Parents also tend to learn English by participating in their child’s speech therapy. Kelly actually learned Spanish this way. One family that she worked with for a long time had a child who received implants at age one. His father spoke English, but was always at work, so Kelly dealt with the mother, who spoke no English when Kelly started working with them. At first, Kelly brought an interpreter because the company she worked for at the time had them due to the number of Spanish-speaking families they served.

Kelly’s process was to say something in English, have the interpreter tell the mother what she said, and have her say it in Spanish. When there’s a new listener, the language is simple, like, “Oh! It’s a cow. It says mooo.” The learning to listen sound was the same in both languages (with the exception of the rooster, so Kelly always did the Spanish rooster sound). The child got exposed to both languages, but the target was essentially the same at first (“moo”).
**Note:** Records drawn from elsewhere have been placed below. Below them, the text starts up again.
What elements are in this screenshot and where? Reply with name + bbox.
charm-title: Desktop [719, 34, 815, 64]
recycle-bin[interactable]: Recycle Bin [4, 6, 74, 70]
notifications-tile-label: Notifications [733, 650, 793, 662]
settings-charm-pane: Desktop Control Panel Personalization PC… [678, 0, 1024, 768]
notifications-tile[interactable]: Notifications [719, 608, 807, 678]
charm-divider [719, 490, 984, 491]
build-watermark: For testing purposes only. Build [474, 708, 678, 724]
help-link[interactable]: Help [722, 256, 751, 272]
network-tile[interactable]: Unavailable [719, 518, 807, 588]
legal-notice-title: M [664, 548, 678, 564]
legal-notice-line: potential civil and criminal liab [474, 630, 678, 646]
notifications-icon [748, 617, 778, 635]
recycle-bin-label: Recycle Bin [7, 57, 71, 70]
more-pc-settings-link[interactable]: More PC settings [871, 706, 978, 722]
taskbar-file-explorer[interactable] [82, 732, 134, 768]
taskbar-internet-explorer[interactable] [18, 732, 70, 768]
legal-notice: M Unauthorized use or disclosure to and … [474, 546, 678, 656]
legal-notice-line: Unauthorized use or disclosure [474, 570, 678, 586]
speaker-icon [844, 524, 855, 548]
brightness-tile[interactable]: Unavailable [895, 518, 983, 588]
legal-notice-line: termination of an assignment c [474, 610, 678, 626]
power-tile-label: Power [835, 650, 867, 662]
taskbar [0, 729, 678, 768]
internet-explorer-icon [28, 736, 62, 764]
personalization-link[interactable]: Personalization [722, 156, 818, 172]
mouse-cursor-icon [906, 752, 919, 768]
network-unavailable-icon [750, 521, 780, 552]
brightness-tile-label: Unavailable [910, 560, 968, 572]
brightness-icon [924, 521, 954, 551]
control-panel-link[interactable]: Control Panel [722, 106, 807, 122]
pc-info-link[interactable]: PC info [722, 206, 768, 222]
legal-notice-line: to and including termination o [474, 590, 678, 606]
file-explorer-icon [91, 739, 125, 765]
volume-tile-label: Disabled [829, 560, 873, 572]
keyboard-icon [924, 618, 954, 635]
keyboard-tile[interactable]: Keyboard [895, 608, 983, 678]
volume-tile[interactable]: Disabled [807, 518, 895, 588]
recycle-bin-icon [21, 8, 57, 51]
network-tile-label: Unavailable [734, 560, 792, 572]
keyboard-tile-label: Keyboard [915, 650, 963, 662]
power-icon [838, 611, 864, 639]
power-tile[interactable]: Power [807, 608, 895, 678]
As time progressed, an interpreter wasn’t needed because Kelly could understand the mother’s Spanish, and she could understand Kelly’s English. Their abilities improved. Meanwhile, the child was six months into his listening journey, so they didn’t need to have a lot of complex language to teach him. “It just worked,” Kelly recalled. “If I needed to explain something more complex, like testing or something, I used an interpreter until one day I didn’t need that anymore because she had learned the language alongside her son. Her son was discharged from speech around first grade and was bilingual.”